Hi,
We are working with some financial data and trying to run queries on it. Something we are noticing is that the queries don’t seem to scale linearly. When running 3h of data it takes about 800ms and the running a full day takes 40s. These queries are not doing any manipulation so this seems very odd to me.
The data is organised timestamp <2x tags> <40 x fields> I’m wondering if there are some standard things i can test to see why this is happening. Also is there something comparable to examine analyze for flux?
Thanks.
Hello @Mark_Best,
Do you know what your retention policy is? I’m wondering if some of the data is on a cold shard? Do you know what your shard duration is?
Hi, Thank you for getting back to me. The retention policy is the default of infinite but we are working with a static financial data set so that makes sense to me. We tracked down the issue and it was related to using a join. One of the join columns was field so i’m assuming it was doing a O(N^2 ) lookup to match. We found a faster way using unions and sorting.
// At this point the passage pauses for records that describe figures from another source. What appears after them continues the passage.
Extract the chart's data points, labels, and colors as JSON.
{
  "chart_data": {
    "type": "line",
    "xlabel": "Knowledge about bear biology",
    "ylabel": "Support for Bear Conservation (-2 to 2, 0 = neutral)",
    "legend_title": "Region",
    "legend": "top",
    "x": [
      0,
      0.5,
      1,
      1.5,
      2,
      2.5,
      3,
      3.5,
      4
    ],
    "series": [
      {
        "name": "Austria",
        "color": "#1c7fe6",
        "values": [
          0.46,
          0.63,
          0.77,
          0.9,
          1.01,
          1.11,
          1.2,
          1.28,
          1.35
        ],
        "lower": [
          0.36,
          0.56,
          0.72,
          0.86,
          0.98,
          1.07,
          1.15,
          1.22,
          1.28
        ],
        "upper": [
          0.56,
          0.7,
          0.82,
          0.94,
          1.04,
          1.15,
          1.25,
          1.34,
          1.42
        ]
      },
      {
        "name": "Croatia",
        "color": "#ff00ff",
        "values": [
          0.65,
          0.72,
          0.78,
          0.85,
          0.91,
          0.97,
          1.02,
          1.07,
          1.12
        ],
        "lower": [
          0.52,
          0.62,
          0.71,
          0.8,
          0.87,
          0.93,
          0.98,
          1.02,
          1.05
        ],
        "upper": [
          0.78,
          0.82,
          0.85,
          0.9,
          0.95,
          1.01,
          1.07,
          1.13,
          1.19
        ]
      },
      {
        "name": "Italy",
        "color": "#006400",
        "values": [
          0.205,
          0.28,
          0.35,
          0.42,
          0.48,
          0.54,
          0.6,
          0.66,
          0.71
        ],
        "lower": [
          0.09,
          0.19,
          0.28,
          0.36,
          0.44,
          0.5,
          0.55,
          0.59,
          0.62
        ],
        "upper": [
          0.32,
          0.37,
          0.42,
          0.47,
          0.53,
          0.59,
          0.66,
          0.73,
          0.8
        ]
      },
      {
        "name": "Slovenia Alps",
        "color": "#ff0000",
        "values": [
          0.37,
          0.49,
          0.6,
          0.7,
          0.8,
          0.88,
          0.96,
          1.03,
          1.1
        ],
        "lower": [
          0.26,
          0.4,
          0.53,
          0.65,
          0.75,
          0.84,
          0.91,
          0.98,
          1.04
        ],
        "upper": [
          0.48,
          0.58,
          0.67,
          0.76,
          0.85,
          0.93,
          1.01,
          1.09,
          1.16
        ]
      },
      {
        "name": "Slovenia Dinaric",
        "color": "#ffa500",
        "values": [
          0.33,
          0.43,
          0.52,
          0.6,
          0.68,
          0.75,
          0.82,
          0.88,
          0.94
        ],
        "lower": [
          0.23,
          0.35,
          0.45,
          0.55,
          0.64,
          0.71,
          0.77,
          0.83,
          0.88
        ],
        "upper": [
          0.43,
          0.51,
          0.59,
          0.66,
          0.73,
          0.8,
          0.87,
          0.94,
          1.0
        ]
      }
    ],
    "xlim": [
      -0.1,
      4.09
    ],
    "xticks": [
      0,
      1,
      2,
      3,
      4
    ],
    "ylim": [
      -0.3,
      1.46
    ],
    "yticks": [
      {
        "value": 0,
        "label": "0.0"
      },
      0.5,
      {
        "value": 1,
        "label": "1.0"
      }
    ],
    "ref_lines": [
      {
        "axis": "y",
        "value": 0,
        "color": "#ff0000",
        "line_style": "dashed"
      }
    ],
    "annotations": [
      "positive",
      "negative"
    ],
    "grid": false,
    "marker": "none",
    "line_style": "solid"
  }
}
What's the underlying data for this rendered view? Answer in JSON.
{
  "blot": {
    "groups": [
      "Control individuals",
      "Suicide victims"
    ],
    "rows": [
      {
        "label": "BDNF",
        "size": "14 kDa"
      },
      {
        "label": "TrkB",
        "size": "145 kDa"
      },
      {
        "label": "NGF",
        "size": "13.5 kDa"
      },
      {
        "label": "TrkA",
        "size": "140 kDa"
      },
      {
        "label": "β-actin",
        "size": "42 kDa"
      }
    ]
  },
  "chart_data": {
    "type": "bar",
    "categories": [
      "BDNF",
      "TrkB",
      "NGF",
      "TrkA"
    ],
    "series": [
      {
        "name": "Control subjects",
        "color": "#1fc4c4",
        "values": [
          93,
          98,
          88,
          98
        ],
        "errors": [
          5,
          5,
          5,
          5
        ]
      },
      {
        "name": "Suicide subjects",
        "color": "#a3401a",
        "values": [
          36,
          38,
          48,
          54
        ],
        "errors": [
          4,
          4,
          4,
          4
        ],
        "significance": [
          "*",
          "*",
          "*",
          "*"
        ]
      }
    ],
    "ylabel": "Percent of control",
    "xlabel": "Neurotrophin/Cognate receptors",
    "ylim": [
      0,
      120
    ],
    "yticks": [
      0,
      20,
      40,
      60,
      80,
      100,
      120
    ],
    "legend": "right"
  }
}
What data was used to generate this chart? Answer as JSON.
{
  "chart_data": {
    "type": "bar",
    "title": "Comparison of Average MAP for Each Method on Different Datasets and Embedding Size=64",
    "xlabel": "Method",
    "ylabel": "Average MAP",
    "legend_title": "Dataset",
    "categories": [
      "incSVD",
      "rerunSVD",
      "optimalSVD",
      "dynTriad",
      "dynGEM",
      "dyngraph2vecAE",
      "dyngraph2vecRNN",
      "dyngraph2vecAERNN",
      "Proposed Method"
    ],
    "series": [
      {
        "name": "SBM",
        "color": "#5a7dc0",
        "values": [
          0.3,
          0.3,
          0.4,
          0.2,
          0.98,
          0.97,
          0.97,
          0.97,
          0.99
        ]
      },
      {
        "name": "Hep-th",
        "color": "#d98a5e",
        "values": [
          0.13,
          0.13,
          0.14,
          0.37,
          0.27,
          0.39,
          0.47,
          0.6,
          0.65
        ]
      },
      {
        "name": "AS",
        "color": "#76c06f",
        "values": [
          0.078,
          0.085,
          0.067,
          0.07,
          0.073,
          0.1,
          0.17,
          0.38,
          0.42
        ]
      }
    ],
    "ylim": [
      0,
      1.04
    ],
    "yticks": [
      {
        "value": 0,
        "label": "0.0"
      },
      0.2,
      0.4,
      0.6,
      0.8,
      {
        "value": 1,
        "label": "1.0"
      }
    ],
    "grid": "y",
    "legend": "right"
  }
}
I do have a second question about indexes. I also changed from using TSM to TSI indexes. What i found after running
sudo influx_inspect buildtsi
was that queries then took a long time to run and then were really fast. I am assuming that is because it was building an index? Is there some where to read about cold shards, indexing etc so i can work out how to better optimise the flux queries?
Mark
Hello @Mark_Best,
Ah yes joins would make sense. As far as resources go you might find these useful:
Simplifying Retention Policies-Blog
Rebalancing InfluxDB Enterprise Clusters
TSI Details
InfluxDB FAQ
Please let me know if you find these helpful, or if I can find some other resources.